SR: В какой из сфер за счет большей публичности вы могли бы добиться дополнительных результатов?
В. К.: Если мы говорим о театре, то, безусловно, это западная пресса. Западная аудитория пока мало нас знает. Кроме того, мне хочется, чтобы жители других регионов России воспринимали Михайловский театр как одну из достопримечательностей, которую надо посетить, когда приезжаешь в Петербург, — как Большой театр в Москве. Ведь это единственный городской театр оперы и балета (Мариинский является федеральным театром). Тут тоже есть потенциал, который может быть реализован путем моей личной большей открытости и активности в этом направлении.
SR: Можете привести пример, каким образом ваша личная открытость как руководителя театра способствовала его развитию?
В. К.: Это происходило постоянно! Начиная с того, что после премьерного спектакля меня вынесли на сцену на поклон вместе с артистами в костюме Принца Лимона (балет "Чиполлино"), потом я появился на театральной афише в образе Неморино (опера "Любовный напиток"). Европейского зрителя такое "продвижение" премьер не удивило бы — подобную практику используют интенданты венского и мюнхенского оперных домов. А в России оказалось, что я подверг риску свою репутацию. Но это способствовало тому, что о театре заговорили все, и в течение кратчайшего срока заполняемость выросла до 98 процентов. В случае с "Чиполлино" мой единственный выход на сцену породил массу разговоров, в том числе и комментариев от журналистов, которые даже не были на спектакле.
SR: Вам такая публичность доставляла удовольствие?
В. К.: Нет. Это огромный риск. Я понимал, что если я этого не сделаю, то все равно достигну поставленных целей, но на это уйдет больше времени. Только благодаря тому, что я лично готов был говорить с каждым человеком, который мог что-то предложить театру, нам так быстро удалось изменить его имидж. Раньше многие артисты, не говоря уже о звездах, считали ниже своего достоинства заходить сюда. Теперь у нас выступают лучшие из лучших.
Мне кажется, в нашей жизни мало ярких людей, особенно в Петербурге, а этот город, как ни один другой, нуждается в них. Петербург достоин мировых событий не только как город-музей. Петр, создавая его, хотел, чтобы он не был похож ни на один город в мире, чтобы здесь всегда было движение энергии. Именно поэтому Петербург создавался на месте, где, казалось, невозможно построить город. В этом был замысел Петра. И когда я слышу сейчас, что в Петербурге нельзя ничего менять, что петербуржцы такие консервативные люди, это вызывает во мне как минимум грусть. Потому что консерватизм — дело хорошее, но только до тех пор, пока он не превращается в догму. А Петербург был создан, чтобы здесь было все самое передовое, самое лучшее. Поэтому он так и развился за столь короткое время и стал единственным европейским городом на территории Российской Федерации. Мы должны понимать это и стремиться быть реальной, а не названной культурной столицей.

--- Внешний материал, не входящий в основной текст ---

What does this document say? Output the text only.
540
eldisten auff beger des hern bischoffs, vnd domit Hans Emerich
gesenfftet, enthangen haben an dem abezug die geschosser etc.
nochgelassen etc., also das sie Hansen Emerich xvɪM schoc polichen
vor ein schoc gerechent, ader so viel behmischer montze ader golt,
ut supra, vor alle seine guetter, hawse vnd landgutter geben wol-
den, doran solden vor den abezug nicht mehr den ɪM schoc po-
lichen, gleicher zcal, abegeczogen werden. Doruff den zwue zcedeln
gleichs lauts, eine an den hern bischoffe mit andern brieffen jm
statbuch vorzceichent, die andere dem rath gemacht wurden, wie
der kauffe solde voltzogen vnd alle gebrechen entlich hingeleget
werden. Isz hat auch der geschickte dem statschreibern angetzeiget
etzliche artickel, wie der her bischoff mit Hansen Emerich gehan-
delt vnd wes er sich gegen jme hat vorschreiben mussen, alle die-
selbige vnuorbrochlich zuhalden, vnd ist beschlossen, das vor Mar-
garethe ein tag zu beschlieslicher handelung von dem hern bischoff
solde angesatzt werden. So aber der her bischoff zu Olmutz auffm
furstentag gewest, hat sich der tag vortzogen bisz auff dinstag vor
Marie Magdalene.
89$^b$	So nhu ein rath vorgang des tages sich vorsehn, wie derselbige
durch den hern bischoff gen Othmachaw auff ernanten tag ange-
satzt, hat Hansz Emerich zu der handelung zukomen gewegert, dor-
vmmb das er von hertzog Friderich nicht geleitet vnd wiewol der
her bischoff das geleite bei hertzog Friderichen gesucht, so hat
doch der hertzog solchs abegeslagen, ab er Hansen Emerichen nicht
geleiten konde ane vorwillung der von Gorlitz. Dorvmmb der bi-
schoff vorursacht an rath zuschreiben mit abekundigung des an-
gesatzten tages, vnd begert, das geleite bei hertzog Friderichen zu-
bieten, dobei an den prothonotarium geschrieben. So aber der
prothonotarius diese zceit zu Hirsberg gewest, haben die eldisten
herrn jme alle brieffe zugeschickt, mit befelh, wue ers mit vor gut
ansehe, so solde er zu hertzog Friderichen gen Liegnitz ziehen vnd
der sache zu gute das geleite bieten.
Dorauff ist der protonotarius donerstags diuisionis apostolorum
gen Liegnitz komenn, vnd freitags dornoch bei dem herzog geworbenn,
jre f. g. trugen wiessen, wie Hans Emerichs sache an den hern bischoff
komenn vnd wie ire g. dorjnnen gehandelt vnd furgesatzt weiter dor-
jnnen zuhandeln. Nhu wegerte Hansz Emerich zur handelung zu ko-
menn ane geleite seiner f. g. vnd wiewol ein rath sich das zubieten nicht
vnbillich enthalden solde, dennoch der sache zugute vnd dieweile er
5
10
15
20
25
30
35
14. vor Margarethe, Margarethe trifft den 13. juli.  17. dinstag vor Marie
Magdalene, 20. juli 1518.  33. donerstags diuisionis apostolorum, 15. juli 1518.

SR: В период вашей работы в бизнесе вы были более закрытым руководителей, нежели сейчас. Вам тогда не нужна была публичность для развития бизнеса?
В. К.: Развитие бренда не требовало специального промоушена, активного пиара. Моя открытость для продвижения компании была не нужна. В то время не было важно, закрытый я или открытый. Я был таким же, другими были обстоятельства.
SR: Высказываетесь ли вы в СМИ на темы, не связанные с вашими проектами? Позволяете ли себе говорить о политике, обсуждать вопросы развития города, страны?
В. К.: Несомненно, я думаю об этих вопросах. Если я вижу, что могу что-то сделать, я это делаю.
Например, меня очень волнует вопрос преемственности в нашей культуре. Сегодня в области культуры Россия имеет уникальное конкурентное преимущество перед любой страной мира — наш русский балет. Но если мы не сохраним преемственность русской школы, мы потеряем этот последний элемент нашей культурной идентичности. Мне было бы очень интересно создать систему преемственности и финансирования наших балетных школ.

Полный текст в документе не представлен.